Oil prices are a little lower today after spiking on Friday following reports of a potential Russian invasion. Crude prices are inching ever closer to $100, something that looked possible prior to Ukraine risk-premiums being priced in. That has obviously accelerated the move, and we may not have to wait long if the claims turn out to be accurate.
The fact remains that the oil market is extremely tight at the moment, as the IEA alluded to late last week. Demand growth is strong, and OPEC+ continues to fail to hit output targets. Rather than getting closer, the gap is even widening. We don’t need OPEC+ to expand targets; it’s time for unilateral action from Saudi Arabia, which reportedly has the capacity to alleviate the pressures. Until then, hope lies with a nuclear deal between the US and Iran. In the absence of either, triple-figure oil looks possible.
Three months high for gold
Gold is rallying again at the start of the week as traders are once again drawn to the safe haven and inflation hedge in times of need. The yellow metal surged late on Friday and remains well supported, despite seeing some profit-taking earlier on today.

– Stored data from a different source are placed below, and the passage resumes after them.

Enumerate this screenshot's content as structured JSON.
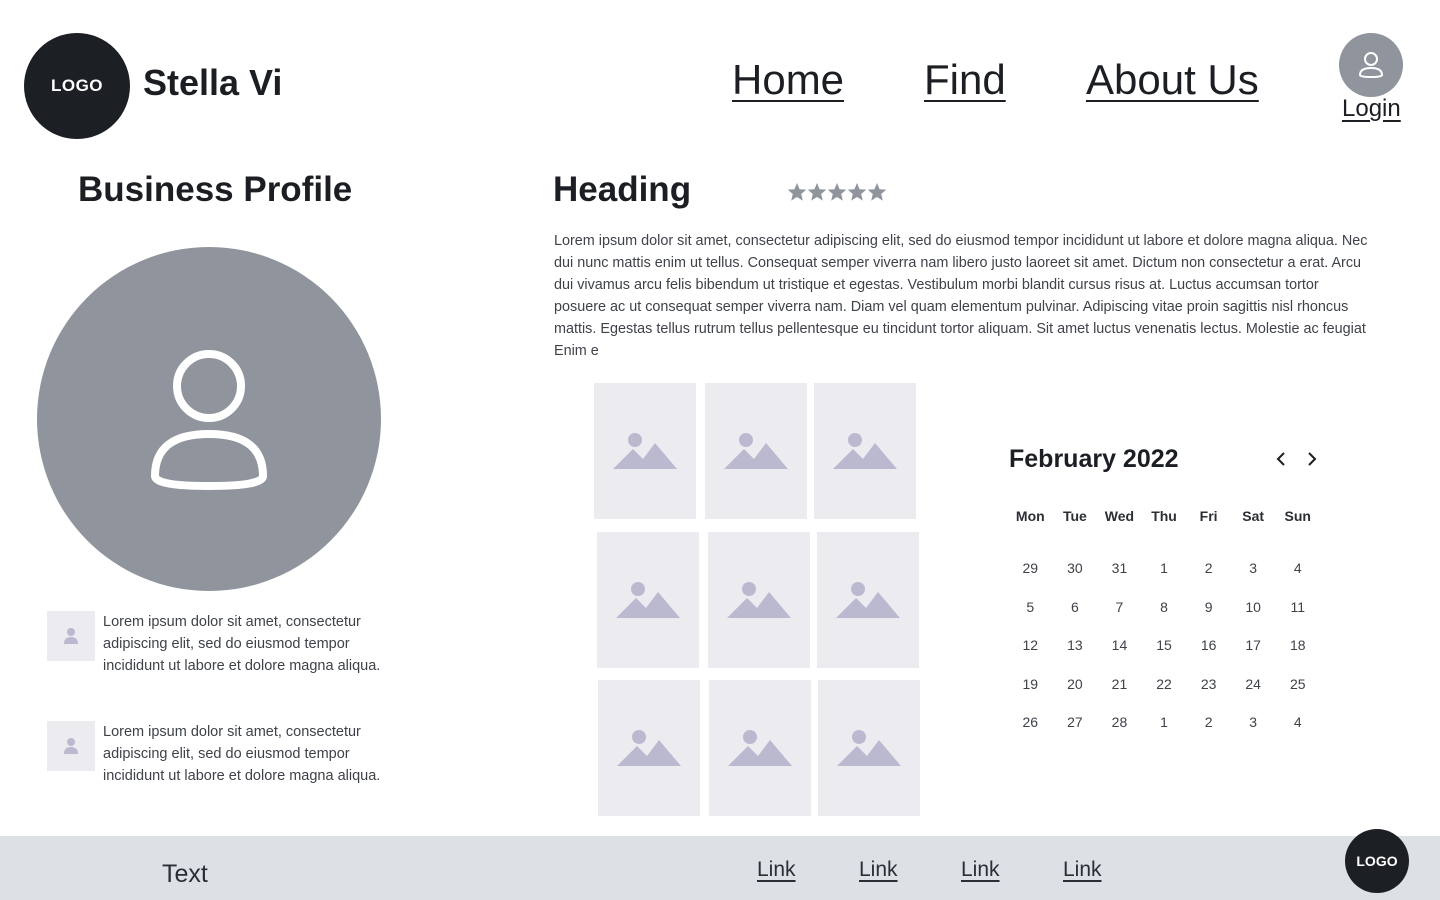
{
  "header": {
    "logo_text": "LOGO",
    "brand_name": "Stella Vi",
    "nav": [
      {
        "label": "Home"
      },
      {
        "label": "Find"
      },
      {
        "label": "About Us"
      }
    ],
    "login_label": "Login"
  },
  "sidebar": {
    "title": "Business Profile",
    "items": [
      {
        "text": "Lorem ipsum dolor sit amet, consectetur adipiscing elit, sed do eiusmod tempor incididunt ut labore et dolore magna aliqua."
      },
      {
        "text": "Lorem ipsum dolor sit amet, consectetur adipiscing elit, sed do eiusmod tempor incididunt ut labore et dolore magna aliqua."
      }
    ]
  },
  "main": {
    "heading": "Heading",
    "rating": {
      "value": 5,
      "max": 5
    },
    "paragraph": "Lorem ipsum dolor sit amet, consectetur adipiscing elit, sed do eiusmod tempor incididunt ut labore et dolore magna aliqua. Nec dui nunc mattis enim ut tellus. Consequat semper viverra nam libero justo laoreet sit amet. Dictum non consectetur a erat. Arcu dui vivamus arcu felis bibendum ut tristique et egestas. Vestibulum morbi blandit cursus risus at. Luctus accumsan tortor posuere ac ut consequat semper viverra nam. Diam vel quam elementum pulvinar. Adipiscing vitae proin sagittis nisl rhoncus mattis. Egestas tellus rutrum tellus pellentesque eu tincidunt tortor aliquam. Sit amet luctus venenatis lectus. Molestie ac feugiat Enim e"
  },
  "calendar": {
    "title": "February 2022",
    "weekdays": [
      "Mon",
      "Tue",
      "Wed",
      "Thu",
      "Fri",
      "Sat",
      "Sun"
    ],
    "weeks": [
      [
        "29",
        "30",
        "31",
        "1",
        "2",
        "3",
        "4"
      ],
      [
        "5",
        "6",
        "7",
        "8",
        "9",
        "10",
        "11"
      ],
      [
        "12",
        "13",
        "14",
        "15",
        "16",
        "17",
        "18"
      ],
      [
        "19",
        "20",
        "21",
        "22",
        "23",
        "24",
        "25"
      ],
      [
        "26",
        "27",
        "28",
        "1",
        "2",
        "3",
        "4"
      ]
    ]
  },
  "footer": {
    "text": "Text",
    "links": [
      {
        "label": "Link"
      },
      {
        "label": "Link"
      },
      {
        "label": "Link"
      },
      {
        "label": "Link"
      }
    ],
    "logo_text": "LOGO"
  },
  "colors": {
    "dark": "#1c1f24",
    "avatar_gray": "#8f949d",
    "placeholder_bg": "#ecebf0",
    "placeholder_icon": "#bbb9d0",
    "footer_bg": "#dde0e5"
  }
}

The latest developments in Ukraine have seen gold smash through $1,850 resistance, and it’s now closing in on the mid-November highs around $1,875. If the situation does deteriorate as feared, we could see gold remain a favorite, with $1,900 the next test. Especially if oil and gas prices continue to rally on the fear that conflict will further squeeze supplies in an already tight market, fueling more inflation.